Tutorial 4

Preparing Code and Data for Computational Reproducibility 
April Clyburne-Sherin, Code Ocean
Xu Fei, Code Ocean

Computational analyses are playing an increasingly central role in research. Journals, funders, and researchers are calling for published research to include associated data and code. However, many involved in research have not received training in best practices and tools for sharing code and data. This workshop aims to address this gap in training while also providing those who support researchers with curated best practices guidance and tools.

This workshop is unique compared to other reproducibility workshops due to its practical, step-by-step design. It is comprised of hands-on exercises to prepare research code and data for computationally reproducible publication. Although the workshop starts with some brief introductory information about computational reproducibility, the bulk of the workshop is guided work with data and code. The basic best practices for publishing code and data are covered with curated resources and participants move through preparing research for reuse, organization, documentation, automation, and submitting their code and data to share.
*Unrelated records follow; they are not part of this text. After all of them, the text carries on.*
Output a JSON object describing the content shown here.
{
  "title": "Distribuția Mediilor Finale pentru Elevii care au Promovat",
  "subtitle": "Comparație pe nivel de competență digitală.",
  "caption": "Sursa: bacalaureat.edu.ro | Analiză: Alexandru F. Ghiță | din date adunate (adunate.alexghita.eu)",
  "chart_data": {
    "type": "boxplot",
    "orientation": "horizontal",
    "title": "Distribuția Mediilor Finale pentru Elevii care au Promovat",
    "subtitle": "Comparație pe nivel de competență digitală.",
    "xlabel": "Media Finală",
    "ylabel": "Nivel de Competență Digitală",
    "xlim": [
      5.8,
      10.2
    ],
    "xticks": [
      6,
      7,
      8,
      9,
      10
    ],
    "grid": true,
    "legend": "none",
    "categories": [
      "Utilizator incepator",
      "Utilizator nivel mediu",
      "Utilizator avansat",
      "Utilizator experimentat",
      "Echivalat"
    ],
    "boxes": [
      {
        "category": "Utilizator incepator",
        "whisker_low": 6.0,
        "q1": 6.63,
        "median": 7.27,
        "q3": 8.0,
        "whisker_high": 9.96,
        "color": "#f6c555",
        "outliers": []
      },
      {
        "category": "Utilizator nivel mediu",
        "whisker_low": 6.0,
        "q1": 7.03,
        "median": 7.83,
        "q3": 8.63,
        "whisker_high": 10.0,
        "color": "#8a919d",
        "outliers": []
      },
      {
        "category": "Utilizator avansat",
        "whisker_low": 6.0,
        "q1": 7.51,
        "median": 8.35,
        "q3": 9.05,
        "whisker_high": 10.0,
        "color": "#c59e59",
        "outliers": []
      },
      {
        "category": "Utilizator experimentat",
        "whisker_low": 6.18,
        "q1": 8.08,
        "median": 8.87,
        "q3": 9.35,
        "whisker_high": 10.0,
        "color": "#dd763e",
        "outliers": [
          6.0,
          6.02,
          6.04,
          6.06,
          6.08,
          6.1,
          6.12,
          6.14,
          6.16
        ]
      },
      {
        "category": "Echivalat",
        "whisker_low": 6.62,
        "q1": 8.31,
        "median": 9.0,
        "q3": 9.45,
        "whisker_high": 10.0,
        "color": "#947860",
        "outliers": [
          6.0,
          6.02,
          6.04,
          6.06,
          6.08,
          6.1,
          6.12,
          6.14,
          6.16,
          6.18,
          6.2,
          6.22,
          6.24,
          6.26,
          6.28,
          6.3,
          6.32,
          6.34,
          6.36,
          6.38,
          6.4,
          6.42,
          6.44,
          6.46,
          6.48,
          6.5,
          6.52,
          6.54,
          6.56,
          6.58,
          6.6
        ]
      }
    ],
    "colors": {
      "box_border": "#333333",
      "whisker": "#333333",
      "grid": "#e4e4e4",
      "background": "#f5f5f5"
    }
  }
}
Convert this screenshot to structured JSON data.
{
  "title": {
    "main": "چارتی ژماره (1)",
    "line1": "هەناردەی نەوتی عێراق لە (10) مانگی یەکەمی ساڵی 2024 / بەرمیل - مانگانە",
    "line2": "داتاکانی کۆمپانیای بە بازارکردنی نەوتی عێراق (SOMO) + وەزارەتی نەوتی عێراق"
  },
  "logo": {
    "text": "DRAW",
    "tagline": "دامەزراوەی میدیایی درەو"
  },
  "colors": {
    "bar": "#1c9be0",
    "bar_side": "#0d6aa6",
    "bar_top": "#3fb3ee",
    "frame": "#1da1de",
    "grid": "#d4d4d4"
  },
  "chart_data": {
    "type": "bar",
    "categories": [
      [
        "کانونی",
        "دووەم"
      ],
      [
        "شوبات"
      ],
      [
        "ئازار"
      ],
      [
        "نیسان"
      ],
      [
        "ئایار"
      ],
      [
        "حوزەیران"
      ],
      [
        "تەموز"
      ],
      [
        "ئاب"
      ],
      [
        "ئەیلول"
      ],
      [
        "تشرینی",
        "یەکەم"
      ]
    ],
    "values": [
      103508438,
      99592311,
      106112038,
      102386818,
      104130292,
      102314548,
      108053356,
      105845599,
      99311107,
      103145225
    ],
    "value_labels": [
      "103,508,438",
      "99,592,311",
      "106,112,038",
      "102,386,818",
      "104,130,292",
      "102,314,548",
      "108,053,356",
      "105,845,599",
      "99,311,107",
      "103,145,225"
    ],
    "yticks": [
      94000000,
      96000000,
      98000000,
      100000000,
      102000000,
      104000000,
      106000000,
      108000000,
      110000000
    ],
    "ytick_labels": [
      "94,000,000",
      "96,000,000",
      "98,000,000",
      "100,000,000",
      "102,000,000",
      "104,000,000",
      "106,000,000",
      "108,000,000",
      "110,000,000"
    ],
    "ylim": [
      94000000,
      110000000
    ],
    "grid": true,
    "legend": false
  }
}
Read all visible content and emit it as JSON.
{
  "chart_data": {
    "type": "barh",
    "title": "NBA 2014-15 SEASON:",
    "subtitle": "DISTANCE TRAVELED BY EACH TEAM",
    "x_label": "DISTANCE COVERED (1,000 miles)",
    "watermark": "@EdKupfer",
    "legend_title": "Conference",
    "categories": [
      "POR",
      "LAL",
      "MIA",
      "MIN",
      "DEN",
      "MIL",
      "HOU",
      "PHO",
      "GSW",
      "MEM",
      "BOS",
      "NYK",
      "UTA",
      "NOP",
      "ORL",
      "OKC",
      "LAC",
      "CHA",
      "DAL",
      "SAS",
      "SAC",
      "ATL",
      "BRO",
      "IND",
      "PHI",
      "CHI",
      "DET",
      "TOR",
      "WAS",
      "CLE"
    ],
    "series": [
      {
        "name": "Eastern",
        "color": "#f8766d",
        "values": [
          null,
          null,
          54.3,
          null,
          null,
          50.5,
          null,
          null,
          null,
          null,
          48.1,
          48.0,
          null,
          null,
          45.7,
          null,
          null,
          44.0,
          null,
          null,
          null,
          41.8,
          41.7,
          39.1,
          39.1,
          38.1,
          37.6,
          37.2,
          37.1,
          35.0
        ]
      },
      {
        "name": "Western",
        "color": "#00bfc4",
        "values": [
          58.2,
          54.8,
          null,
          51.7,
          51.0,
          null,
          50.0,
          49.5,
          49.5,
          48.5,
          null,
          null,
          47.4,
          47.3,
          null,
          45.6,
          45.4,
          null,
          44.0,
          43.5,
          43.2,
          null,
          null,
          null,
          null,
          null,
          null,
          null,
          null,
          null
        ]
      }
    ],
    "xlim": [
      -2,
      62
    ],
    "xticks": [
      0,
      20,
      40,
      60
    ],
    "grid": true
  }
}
Tools to support reproducibility will be introduced but all lessons will be platform agnostic.

Goals:
* Learn best practices for file organization, documentation, automation, and dissemination.
* Assess possible tools for publishing code and data.
* Submit your code and data for sharing.

Best practices topics covered:

Organization
* Create one repository or directory that holds all related research files.
* Organize your research to separate data, code, and results.
* Save results explicitly.

Documentation
* Document each element or variable in your dataset with a codebook.
* Create a project README file.
* Specify licenses for your data and your code.
* Use literate programming.
* Specify your computational environment and package versions.

Automation
* Configure a container to make your analysis portable and reusable.
* Change absolute paths to relative paths.
* Create a master script for your analyses.

Dissemination
* Write a detailed study protocol before you gather your data.
* Report all results, no matter their direction or statistical significance.
* Publish and share your data and code.

Preparation:
Participants should bring a laptop to fully participate. Participants may bring their own data and code to work through during the workshop. If they do not have code and data of their own to bring, they will follow along with example code and data.

Audience:
The audiences for this course are researchers and research support staff who are involved in the preparation and publication of research materials. Anyone with an interest in reproducible publications is welcome. This course is especially useful for those looking to learn practical steps in improving the computational reproducibility of their own research.